For an employee to be considered a “tipped employee,” they must be engaged in an occupation in which they customarily and regularly receive more than $30 a month in tips. Some examples include waiters, bellhops, waitresses, countermen, busboys, service bartenders, barback, and certain sushi chefs. 

The ruling covers “dual jobs,” where the understanding is that not all of the job functions that are performed by those defined as tip workers are related to tip-earning functions and the employer should not claim the tip credit for any work done by the employee that is not tip-producing work and that is performed for more than 20% of the hours worked by that employee for a workweek or for a continuous time period exceeding 30 minutes.

In the past, the actual definition of what duties fall under “dual jobs” was not clearly documented. Multiple circuit courts stated that the Department’s 80/20 guidance was difficult for employers to administer and led to confusion about what was and was not a tip-producing duty.

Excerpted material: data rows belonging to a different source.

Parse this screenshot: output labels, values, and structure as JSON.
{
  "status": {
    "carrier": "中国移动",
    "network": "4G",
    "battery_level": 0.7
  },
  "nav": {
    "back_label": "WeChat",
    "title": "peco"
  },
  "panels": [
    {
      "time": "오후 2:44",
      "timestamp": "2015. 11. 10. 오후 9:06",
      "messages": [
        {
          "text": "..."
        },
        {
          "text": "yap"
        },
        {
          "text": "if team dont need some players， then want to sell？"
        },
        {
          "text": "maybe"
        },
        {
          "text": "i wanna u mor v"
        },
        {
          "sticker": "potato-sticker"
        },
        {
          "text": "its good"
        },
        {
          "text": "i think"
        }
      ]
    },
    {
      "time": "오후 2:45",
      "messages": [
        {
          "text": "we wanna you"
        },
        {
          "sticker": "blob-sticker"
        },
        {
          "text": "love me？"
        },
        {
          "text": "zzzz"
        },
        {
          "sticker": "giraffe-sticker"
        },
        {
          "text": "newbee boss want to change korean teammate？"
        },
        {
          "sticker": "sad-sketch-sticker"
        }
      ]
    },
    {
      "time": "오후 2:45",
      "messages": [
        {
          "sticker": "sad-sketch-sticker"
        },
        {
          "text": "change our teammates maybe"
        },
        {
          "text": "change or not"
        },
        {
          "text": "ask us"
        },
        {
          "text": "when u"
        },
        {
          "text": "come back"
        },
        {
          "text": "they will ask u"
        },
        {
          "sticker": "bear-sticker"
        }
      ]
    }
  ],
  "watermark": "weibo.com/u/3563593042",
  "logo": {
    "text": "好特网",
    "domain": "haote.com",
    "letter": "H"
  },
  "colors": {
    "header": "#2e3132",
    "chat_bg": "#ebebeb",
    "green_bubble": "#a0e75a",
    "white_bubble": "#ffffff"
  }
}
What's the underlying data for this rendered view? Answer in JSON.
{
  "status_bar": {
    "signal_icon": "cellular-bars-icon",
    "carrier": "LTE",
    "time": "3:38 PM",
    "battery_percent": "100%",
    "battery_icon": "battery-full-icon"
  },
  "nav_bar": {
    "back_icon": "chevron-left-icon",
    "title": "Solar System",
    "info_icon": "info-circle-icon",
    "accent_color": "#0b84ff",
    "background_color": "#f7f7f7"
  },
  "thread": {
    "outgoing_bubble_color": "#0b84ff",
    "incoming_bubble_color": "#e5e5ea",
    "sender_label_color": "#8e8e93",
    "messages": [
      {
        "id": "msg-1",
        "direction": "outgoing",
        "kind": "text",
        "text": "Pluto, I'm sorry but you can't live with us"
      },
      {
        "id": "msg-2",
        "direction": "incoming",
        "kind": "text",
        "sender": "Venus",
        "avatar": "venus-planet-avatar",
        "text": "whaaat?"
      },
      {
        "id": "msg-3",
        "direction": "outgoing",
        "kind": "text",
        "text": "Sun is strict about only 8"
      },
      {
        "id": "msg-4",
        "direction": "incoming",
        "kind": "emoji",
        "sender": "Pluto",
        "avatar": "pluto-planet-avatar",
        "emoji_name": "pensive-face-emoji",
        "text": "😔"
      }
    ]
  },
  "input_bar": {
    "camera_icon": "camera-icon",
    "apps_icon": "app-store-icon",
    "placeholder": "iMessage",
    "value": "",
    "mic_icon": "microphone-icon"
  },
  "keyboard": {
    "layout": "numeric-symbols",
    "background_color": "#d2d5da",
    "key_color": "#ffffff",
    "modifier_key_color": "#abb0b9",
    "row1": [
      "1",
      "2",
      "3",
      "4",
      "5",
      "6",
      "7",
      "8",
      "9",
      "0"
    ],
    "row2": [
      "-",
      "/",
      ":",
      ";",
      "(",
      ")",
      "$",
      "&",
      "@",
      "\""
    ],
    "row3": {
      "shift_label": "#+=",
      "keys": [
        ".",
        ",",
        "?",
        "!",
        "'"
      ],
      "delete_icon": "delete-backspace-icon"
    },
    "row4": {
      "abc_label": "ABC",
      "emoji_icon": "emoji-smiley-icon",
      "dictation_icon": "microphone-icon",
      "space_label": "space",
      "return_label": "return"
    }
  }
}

Taking into account commentators' input, the final rule explains that directly supporting work that is performed either in preparation of or in assistance of an employee’s tip-producing work for customers is subject to the tip credit. Examples include making coffee for the table they are serving, setting the table in their section they are serving, cutting and placing a piece of cake on a plate for another table they are serving, all of which falls under the rule and for which the employer can take the tip credit, not needing to count any of this toward the 20%.

However, if the employee fills the salt and pepper shakers at the end of the shift or carries and puts away dishes, and these tasks are done for more than 20% of their work time for the week, the employer needs to pay the tipped employee direct cash wages equal to the minimum wage for that time.

What Do You Need to Do?

The changes to the 80/20 rule could increase your costs. To minimize that impact if and where you can, conduct an audit to better understand who’s performing which duties what and how long each of those responsibilities takes. From there, determine if adjusting job scopes and roles is appropriate—and make the changes that will be best for your business and your employees. 

Once you’ve established that, you’ll want to introduce and maintain strong timekeeping rigor—for you and your employees. This will help you stay compliant and help you see if and where future adjustments need to be made to reduce the monetary impact on your business. As the employer, you’ll also need to be especially diligent with scheduling and work classification. Not doing so could result in exposing yourself to a higher risk of collective action for unpaid and underpaid wages.

And while all of these changes may be driven by the law, there is definitely a silver lining for your bottom line: the processes you’re putting into motion will help you better understand your business and may create efficiencies you didn’t know were possible.